The board itself is represented as a list of rows, where each row is
a list of player values, subject to the above row and column sizes:

> type Board = [Row]
> 
> type Row = [Player]

In turn, a player value is either a nought, a blank, or a cross, with
a blank representing a position on the board that is not yet occupied:

> data Player = O | B | X
>               deriving (Ord, Eq, Show)

Defines a tree data type, which takes in a value of any type and a list of trees of same type a.
This is a recursive data defintion that forms a tree structure.

> data Tree a = Node a [Tree a]
>               deriving (Ord, Eq, Show)
> 

Main is the entry point of the program, it calls the anonymous function f.
f takes a board, checks if a player has won, if not, the player whose go it is, is given a go,
initially f takes an empty board, but it is recursively called with every subsequent move.

> main :: IO ()
> main = f makeEmpty
>     where 
>       f b = do 
>         showBoard b  
>         case isTie b of
>             True -> putStrLn "Tie"
>             False -> do
>               case hasWon (notTurn b) b of
>                   True ->  putStrLn (show (notTurn b) ++ " won!!!")
>                   False -> do
>                   case turn b of
>                     X -> f (bestMove b)
>                     O -> do
>                          x <- getLine
>                          case readMaybe x  of 
>                              Nothing -> f b
>                              Just y -> case move y (turn b) b of 
>                                          Nothing -> f b
>                                          Just z -> f z


> showBoard :: Board -> IO ()
> showBoard b = putStrLn (unlines (map showRow b ++ [line] ++ [nums]))
>               where
>                  showRow = map showPlayer
>                  line    = replicate cols '-'
>                  nums    = take cols ['0'..]

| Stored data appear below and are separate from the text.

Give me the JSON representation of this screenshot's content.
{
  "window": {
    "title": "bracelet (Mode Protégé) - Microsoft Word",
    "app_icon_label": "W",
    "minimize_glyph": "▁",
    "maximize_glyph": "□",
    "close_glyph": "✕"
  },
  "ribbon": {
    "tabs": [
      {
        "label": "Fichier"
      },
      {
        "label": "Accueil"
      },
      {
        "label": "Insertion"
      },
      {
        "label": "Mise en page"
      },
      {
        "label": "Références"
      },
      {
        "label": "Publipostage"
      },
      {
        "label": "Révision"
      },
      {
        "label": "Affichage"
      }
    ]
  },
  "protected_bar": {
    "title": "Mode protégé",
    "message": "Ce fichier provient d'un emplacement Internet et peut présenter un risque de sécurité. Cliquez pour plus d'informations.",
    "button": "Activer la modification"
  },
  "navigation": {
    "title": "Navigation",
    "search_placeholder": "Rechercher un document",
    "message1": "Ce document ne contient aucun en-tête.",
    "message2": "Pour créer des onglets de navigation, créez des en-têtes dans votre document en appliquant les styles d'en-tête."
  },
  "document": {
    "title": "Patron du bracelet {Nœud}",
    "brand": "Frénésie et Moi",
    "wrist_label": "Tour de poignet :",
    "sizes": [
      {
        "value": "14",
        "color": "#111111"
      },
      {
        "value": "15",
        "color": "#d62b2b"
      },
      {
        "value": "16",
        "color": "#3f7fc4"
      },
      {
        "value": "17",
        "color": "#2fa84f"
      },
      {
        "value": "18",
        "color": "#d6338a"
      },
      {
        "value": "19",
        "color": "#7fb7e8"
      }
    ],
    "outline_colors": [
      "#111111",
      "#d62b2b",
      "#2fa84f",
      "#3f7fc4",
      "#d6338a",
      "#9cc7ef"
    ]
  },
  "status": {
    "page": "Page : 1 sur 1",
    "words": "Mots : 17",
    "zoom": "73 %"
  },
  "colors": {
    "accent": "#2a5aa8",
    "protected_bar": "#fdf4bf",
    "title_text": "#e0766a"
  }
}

This generates all posiable moves that can be taken from a given board, removing
any moves which maybe invalid, such as placing a counter into a row which is already full.

> allMoves :: Board -> [Board]
> allMoves b = catMaybes [(move x (turn b) b) | x <- [0..cols]]

This grows a tree using the "allMoves" function, it will generate all possible 
moves from a given board. It will then recursily call the growTree function using a list 
comprehension to once again generate all possible moves from the child boards.

> growTree :: Board -> Tree Board
> growTree b = Node b [growTree x | x <- allMoves b]


This will prune the tree to stop it from growing too deep, it will stop growing if it 
has reached a predefined depth, or if someone has won the game (ie it's finished).

> prune :: Int -> Tree Board -> Tree Board
> prune x (Node b bs) | (x == 0) = Node b []
>                     | whoWon b /= B = Node b []
>                     | otherwise = Node b (map (prune (x-1)) bs)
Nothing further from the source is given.